As hard as I tried to get away from these things - as confused as I was about what I thought I wanted, what I thought I was good at, what I thought I was or wasn't supposed to do, they just kept finding me. I didn't even notice until earlier on this week, when I was driving to a friend's and started to realize just how much of my life was NEVER part of my plan for my life. Clearly, God had other ideas.
I can't even tell you how reassuring this is. I'm still early on in university years and still trying to plan absolutely everything ... and a lot of the time, it stresses me out. I don't know what's going to happen this year, or next, or when I'll graduate, or if this dear little novel of mine will ever see a bookstore display shelf. I don't know how long I'll be working for the church, or exactly what I want to be when I grow up, and so instead of resting in the unknown of God's plan for me, I keep creating my own. I keep making plans and decisions and statements with a certainty I don't feel, and I find myself getting tired. I pray for God's will and guidance, but realized last weekend that I'm often asking Him to show up in the plans I've already made, instead of asking Him to show me His own.
If you had told me two and a half years ago that this is what my life would look like, I would probably have laughed. And then said something like, "okay but I don't really think that will happen", thinking never never never to myself. And now, I don't want to be anywhere else. I did everything I could NOT to end up here, and now I have trouble catching my breath when I think about how much I would have lost if I'd been given exactly what I thought I wanted.

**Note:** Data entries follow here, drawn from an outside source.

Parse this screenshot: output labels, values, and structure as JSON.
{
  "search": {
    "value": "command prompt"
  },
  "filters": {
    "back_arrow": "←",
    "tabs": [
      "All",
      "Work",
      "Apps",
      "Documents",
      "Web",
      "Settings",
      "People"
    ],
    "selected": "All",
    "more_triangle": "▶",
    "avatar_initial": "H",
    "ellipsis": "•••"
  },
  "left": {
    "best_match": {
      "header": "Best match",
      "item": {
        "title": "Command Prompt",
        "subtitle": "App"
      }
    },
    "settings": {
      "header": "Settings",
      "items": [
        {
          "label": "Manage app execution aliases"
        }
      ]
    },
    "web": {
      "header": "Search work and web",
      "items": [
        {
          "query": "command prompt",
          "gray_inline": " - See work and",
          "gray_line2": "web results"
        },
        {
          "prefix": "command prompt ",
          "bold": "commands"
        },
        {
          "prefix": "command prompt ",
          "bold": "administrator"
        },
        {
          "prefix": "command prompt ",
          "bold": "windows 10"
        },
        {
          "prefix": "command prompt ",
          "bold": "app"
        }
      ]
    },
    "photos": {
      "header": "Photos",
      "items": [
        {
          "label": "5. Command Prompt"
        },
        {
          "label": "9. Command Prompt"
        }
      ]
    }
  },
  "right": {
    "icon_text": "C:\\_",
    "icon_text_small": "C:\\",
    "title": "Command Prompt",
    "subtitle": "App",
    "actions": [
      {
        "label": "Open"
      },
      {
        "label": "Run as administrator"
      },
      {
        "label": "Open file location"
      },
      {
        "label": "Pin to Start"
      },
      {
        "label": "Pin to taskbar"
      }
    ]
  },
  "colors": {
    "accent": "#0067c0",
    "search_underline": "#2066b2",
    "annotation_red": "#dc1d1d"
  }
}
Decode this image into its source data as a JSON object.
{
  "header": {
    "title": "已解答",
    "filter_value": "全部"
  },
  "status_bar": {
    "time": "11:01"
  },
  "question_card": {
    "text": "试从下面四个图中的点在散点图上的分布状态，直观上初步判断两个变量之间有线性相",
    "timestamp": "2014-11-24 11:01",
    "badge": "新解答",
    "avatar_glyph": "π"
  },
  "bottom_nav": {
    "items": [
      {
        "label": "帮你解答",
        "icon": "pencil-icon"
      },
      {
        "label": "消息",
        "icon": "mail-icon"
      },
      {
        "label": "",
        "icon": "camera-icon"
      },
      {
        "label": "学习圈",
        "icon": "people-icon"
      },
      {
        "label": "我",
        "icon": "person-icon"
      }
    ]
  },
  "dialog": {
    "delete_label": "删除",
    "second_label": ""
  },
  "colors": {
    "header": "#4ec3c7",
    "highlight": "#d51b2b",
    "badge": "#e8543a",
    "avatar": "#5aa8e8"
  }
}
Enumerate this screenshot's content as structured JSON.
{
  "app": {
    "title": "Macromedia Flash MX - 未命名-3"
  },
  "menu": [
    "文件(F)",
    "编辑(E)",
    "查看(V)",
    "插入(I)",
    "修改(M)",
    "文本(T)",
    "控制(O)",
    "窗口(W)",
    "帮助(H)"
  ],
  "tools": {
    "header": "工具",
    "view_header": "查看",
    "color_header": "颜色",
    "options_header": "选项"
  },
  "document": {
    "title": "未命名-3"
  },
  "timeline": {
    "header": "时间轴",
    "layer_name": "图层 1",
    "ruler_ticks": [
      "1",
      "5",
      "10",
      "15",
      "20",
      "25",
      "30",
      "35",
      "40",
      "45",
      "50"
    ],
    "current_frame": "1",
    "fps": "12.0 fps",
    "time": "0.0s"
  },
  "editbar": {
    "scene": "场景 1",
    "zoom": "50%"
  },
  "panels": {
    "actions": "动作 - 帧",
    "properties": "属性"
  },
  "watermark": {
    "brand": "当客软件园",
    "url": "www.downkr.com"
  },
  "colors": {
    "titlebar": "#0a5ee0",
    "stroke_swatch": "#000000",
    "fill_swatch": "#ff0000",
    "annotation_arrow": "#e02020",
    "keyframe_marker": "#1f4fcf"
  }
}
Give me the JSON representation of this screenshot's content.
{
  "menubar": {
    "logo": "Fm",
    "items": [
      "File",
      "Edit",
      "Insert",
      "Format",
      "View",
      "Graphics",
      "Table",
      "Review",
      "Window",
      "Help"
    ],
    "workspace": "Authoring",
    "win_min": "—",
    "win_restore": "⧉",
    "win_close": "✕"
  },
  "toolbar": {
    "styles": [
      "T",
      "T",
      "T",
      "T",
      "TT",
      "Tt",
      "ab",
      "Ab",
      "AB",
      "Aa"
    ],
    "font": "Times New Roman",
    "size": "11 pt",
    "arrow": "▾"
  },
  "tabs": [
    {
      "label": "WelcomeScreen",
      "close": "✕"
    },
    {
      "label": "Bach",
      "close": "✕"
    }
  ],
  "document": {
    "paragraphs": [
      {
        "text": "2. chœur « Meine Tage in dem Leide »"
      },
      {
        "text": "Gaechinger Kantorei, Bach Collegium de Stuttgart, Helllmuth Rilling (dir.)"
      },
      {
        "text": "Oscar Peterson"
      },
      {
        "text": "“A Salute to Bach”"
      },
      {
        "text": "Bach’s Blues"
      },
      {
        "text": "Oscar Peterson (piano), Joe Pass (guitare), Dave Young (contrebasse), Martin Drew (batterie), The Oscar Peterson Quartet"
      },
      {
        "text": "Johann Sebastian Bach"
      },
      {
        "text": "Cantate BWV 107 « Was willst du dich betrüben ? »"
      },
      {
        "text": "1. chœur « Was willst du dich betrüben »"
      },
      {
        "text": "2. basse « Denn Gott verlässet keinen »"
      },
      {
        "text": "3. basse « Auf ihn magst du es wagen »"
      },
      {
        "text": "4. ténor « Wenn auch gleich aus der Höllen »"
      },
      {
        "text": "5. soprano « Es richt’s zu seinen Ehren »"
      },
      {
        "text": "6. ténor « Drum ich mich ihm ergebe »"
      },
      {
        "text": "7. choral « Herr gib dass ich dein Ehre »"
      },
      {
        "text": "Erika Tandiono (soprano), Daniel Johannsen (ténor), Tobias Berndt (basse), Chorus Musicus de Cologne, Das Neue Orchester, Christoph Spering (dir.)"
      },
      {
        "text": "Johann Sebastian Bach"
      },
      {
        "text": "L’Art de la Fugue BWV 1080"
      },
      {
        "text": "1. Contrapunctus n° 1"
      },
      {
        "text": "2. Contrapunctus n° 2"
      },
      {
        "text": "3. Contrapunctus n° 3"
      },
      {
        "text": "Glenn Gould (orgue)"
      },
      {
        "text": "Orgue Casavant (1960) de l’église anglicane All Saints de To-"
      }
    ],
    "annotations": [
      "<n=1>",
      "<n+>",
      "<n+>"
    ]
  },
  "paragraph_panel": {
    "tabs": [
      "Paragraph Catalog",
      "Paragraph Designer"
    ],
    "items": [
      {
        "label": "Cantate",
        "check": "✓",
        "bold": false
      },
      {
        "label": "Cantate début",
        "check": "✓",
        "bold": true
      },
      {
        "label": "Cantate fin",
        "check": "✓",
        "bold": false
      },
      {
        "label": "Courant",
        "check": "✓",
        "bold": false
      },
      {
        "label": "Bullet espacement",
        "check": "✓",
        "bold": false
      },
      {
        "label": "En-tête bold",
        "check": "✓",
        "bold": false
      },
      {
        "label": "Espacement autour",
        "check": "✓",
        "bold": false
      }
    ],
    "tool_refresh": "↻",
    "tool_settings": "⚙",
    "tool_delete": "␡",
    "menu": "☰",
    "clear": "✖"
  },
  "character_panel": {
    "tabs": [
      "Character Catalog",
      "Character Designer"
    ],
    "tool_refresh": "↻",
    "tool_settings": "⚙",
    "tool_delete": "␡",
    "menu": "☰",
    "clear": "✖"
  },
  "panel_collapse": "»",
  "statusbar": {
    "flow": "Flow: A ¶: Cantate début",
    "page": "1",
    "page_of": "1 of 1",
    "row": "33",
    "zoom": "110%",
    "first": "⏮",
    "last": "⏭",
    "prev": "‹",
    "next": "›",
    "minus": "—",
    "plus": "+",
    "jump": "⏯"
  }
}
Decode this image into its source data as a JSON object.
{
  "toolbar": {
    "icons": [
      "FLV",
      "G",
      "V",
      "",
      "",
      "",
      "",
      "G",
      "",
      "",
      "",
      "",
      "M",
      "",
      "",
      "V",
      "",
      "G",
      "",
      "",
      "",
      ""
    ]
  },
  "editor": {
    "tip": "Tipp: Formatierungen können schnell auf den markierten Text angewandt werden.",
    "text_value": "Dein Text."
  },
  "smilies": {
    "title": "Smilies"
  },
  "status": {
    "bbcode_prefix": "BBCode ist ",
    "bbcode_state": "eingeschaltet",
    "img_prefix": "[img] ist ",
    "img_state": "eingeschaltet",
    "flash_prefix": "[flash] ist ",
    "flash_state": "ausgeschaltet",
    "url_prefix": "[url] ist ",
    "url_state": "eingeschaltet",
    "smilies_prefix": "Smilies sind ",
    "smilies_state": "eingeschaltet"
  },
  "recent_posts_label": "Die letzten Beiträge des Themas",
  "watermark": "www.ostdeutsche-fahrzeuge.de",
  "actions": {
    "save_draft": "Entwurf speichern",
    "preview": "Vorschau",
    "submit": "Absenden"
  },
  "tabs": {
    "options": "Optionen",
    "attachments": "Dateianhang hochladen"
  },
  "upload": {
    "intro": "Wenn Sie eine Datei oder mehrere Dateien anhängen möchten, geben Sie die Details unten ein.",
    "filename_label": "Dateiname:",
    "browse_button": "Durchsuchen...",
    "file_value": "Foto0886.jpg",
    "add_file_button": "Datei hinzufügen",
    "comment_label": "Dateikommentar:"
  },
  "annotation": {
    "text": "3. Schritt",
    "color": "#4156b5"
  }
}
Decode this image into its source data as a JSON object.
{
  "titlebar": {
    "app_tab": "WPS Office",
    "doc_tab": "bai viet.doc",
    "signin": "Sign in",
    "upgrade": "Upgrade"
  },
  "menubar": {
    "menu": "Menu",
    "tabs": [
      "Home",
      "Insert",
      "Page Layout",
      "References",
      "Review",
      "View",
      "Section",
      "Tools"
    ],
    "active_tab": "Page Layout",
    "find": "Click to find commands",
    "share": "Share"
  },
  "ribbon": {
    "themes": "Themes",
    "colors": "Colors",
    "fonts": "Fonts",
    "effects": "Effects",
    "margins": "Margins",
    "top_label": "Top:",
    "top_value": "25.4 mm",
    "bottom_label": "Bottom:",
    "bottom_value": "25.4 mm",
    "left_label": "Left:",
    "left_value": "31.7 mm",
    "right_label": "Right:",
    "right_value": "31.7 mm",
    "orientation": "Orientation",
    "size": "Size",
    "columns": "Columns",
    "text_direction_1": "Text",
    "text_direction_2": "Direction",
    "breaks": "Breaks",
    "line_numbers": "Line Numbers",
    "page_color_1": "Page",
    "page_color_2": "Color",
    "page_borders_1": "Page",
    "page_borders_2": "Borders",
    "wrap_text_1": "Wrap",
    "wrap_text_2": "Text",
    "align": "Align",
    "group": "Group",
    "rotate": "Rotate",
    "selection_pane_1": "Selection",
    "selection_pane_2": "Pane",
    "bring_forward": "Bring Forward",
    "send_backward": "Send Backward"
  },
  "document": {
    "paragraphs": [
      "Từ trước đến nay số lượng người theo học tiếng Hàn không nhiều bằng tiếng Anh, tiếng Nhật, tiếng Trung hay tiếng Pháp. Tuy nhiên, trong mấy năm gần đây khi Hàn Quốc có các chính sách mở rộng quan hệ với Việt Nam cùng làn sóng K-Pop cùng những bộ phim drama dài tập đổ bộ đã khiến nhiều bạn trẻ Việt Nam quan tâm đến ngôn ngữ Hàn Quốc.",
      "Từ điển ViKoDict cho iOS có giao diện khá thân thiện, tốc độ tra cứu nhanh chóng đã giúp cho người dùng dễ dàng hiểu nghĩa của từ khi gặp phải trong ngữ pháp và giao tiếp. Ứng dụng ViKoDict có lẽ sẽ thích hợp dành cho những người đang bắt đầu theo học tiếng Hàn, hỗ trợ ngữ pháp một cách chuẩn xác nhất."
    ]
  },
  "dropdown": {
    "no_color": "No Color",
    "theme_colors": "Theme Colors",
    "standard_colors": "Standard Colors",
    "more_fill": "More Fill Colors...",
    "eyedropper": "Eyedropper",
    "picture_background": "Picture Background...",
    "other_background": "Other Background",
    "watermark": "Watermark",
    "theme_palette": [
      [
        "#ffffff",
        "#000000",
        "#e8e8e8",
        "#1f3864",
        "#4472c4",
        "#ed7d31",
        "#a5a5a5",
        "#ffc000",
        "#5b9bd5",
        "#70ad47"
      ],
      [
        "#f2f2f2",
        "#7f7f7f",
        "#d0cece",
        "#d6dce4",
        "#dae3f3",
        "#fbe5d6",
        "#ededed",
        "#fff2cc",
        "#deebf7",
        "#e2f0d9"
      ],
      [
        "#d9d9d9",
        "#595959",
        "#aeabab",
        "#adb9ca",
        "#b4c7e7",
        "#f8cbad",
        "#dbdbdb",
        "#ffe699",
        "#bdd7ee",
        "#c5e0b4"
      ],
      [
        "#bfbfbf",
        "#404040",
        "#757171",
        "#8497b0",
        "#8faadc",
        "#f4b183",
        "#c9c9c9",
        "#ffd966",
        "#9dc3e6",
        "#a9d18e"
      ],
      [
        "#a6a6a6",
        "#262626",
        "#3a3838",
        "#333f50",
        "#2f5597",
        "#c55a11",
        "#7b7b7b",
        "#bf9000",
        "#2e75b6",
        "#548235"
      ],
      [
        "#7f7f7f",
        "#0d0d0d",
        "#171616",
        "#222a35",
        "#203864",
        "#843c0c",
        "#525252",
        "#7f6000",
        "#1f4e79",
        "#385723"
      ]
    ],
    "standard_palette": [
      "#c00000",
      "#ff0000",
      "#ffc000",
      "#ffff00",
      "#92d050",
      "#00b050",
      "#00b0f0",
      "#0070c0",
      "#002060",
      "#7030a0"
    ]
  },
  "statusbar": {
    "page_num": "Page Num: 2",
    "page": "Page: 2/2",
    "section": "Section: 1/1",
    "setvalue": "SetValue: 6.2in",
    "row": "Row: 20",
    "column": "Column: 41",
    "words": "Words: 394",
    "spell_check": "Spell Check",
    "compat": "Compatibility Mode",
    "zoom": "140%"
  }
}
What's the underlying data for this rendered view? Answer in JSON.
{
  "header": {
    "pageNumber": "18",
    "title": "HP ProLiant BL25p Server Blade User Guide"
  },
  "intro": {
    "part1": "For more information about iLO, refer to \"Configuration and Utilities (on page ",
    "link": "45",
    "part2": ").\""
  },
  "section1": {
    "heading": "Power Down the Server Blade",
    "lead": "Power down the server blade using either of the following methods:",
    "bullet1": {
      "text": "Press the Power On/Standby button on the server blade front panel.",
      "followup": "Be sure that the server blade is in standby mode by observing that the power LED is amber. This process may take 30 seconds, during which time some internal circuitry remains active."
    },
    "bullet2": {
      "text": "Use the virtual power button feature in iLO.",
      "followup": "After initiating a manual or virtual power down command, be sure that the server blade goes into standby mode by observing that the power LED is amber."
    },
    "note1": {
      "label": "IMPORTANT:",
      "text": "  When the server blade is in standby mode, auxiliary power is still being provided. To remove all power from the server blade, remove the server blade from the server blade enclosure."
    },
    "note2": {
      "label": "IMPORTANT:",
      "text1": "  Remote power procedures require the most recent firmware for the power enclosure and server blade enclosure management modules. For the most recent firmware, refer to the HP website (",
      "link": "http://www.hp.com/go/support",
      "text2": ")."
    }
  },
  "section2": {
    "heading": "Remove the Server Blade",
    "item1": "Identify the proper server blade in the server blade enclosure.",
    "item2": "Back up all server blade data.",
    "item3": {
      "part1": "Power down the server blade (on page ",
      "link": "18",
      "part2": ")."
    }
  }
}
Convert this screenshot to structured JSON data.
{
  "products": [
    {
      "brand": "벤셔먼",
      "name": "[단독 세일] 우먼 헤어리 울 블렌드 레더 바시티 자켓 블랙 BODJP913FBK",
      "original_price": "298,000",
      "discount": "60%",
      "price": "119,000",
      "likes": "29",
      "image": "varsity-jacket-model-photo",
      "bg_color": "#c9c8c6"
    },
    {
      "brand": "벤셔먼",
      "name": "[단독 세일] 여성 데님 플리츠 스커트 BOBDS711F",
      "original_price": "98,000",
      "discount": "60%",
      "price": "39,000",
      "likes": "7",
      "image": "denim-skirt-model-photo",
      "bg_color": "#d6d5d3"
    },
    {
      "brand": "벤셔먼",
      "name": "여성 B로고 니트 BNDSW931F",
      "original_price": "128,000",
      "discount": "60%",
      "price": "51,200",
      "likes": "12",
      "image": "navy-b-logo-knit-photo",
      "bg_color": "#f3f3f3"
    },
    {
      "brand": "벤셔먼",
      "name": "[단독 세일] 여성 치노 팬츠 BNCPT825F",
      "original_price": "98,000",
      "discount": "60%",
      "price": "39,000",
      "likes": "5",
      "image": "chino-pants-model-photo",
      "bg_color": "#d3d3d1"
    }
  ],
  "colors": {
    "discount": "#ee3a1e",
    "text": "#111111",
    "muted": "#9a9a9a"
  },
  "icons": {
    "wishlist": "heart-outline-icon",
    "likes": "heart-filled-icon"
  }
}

So if any of this sounds like you, I hope this brings a little bit of peace to your soul today. You don't have to have all the answers. You don't have to know where you're going absolutely all the time. And no matter what choices you've made (or are making, maybe scared to death that they're the wrong ones), they are redeemable. And if you're a little scared to let go of your plans and grab onto the ones that God has for you, I get that. I'm there, too. And I'd love to start to figure it out together.
I'm blogging from the car today ... on my way to a friend's cottage! How are you spending your weekend? Whether you're in school or out, do you struggle with the idea of the future? Have you ever made plans and then changed your mind (or had God change it for you)?